This is the Global Economic, Commodities, Scrap Metal and Recycling Report, by our BENLEE Roll off Trailer and Lugger Truck, July 27th, 2020.
Covid-19 Update. Forecasted U.S. were lowered to 219,864 deaths thru November 1st, with 146,935, now dead in 19 weeks, more than the entire population of Savannah, Georgia. As for more bad news, deaths per day are at record levels in some states and there have been over 1,000 deaths per day in the U.S. for the past 5 days. As for good news, the U.S, agreed to pay Pfizer $1.95 Billion for at least 100 million doses of a vaccine that is in testing and the U.S. is paying Moderna $1B for vaccine development.
U.S. weekly steel production rose to 1.306 M tons on the slow U.S. Manufacturing recovery.
Oil price rose to $41.29/b on the global economy coming back and on major global production cuts that remain in place.
U.S. Oil rig count rose slightly to 181, but down a huge 88.8% from the 2014 high, on low prices and the U.S. commitment to OPEC to cut U.S. production.
U.S. weekly oil production rose to 11.1M/b/d, remaining near the multi-year low on weak demand and as the U.S. commitment to cut U.S. production remains in place.
Scrap #1 HMS Export Buying price Philly, was steady at $190/GT on moderate supply and demand.
Scrap steel #1 HMS was steady at $193.33/GT with slight downward price pressure for August on moderate supply and weak demand.
Hot Roll Coil steel fell to $22.02 per hundred weight on good supply and weak demand as U.S. manufacturing restart is struggling.
Copper fell to $2.89/lb. still near the 15-month high as China’s unwrought copper imports rose 101.4% vs last year on increased manufacturing activity.
Aluminum rose to $.752/lb. a multi month high, leaving out the spike, on slow global growth.
Gold Price hit an all-time record $1,944.50 this morning on concerns about COVID growth and U.S./China tensions.

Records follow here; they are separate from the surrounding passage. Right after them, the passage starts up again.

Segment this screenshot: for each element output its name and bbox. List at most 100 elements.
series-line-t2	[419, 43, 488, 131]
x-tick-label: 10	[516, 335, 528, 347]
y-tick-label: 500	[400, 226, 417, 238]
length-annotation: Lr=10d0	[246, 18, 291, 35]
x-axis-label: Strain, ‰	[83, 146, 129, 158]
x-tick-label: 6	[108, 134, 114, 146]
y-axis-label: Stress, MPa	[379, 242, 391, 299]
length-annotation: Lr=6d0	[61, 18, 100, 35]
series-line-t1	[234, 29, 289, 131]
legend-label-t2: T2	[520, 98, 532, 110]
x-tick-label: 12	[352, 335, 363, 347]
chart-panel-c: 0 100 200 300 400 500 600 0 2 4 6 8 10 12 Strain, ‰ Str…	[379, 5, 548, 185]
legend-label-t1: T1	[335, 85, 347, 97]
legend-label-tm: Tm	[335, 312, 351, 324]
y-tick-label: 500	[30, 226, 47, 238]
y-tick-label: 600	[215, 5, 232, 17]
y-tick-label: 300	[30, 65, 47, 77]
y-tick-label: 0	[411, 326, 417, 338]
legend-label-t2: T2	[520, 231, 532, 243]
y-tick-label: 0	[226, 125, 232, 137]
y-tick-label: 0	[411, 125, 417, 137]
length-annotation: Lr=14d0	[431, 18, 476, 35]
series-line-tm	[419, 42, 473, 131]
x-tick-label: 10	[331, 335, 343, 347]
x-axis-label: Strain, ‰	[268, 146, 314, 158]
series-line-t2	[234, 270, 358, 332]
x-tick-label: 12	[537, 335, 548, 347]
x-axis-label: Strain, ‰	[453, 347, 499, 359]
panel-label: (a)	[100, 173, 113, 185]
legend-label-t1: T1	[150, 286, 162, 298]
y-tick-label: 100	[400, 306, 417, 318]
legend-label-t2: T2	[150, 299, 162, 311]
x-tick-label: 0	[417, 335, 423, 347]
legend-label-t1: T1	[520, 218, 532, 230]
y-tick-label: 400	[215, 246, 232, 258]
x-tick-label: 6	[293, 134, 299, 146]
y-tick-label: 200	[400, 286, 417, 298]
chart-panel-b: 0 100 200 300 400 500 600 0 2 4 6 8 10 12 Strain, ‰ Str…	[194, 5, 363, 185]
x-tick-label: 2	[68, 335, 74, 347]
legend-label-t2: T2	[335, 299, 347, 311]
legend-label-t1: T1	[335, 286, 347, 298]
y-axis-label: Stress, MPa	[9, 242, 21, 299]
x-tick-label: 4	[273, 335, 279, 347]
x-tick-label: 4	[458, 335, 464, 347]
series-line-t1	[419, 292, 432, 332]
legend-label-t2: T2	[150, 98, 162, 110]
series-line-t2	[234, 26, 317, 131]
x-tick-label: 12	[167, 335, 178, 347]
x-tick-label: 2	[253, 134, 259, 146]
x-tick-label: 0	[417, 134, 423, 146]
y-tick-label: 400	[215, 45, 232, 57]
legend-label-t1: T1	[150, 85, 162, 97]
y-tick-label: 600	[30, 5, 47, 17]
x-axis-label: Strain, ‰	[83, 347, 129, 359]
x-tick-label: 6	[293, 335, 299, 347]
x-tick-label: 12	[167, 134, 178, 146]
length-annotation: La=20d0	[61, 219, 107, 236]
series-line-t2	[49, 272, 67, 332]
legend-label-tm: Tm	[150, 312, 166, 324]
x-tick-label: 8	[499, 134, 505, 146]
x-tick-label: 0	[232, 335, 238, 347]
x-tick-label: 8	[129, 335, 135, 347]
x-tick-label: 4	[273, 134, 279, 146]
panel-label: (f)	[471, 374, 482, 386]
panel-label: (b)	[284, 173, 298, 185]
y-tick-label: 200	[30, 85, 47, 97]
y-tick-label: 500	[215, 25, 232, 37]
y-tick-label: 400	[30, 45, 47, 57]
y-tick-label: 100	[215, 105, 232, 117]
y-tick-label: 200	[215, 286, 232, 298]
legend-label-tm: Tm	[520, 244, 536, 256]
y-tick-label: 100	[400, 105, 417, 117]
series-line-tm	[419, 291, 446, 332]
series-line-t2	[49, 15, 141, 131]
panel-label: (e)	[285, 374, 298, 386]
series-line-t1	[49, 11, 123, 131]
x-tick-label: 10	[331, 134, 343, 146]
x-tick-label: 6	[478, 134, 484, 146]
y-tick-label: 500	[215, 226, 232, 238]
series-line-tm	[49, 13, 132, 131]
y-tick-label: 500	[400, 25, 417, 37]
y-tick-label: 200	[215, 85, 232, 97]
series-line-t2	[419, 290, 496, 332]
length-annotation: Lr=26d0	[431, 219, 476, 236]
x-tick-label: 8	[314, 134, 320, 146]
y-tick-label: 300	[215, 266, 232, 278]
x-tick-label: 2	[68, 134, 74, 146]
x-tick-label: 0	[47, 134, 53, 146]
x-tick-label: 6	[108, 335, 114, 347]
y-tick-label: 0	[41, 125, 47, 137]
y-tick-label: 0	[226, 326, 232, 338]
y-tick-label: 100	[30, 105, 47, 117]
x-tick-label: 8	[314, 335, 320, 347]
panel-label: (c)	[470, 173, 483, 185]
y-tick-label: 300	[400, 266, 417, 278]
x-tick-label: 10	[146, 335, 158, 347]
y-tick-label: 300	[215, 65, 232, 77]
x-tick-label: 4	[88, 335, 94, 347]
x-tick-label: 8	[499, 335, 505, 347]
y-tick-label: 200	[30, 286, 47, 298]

July’s Eurozone (an economy about the size of the U.S.), had it manufacturing index rise to 51.1 with over 50 being expansion. It peaked in late 2017 and crashed in April. July had the first factory growth since January 2019.
U.S. Dollar index vs, global currencies fell to 93.9, the lowest since September 2018 on concerns about the speed of the U.S. recovery as the U.S. COVID death rate increases.
U.S. weekly initial unemployment claims rose to 1.416 Million as states were shutting down. Note, until February they were about 200K a week.
July’s U.S. Services index rose to 49.6. Over 50 is expansion. Service growth peaked in mid-2018 and crashed in April. Services remain contracting, but at a slower rate.
July’s U.S. Manufacturing index rose to 51.3. Again, over 50 is expansion. As with Services, Manufacturing peaked in mid-2018, and crashed in April. July is the first expansion since February.
June’s U.S. New home sales rose a great 13.8% to an annualized rate of 776,000, the highest since July 2007, but is only at the level of the 1970s. Also, the huge drop in March and April, combined with record low interest rates surely helped.
Wall Street’s Dow Jones Average fell 202 points to 26,470 on worse unemployment data than expected and on record COVID deaths in multiple states.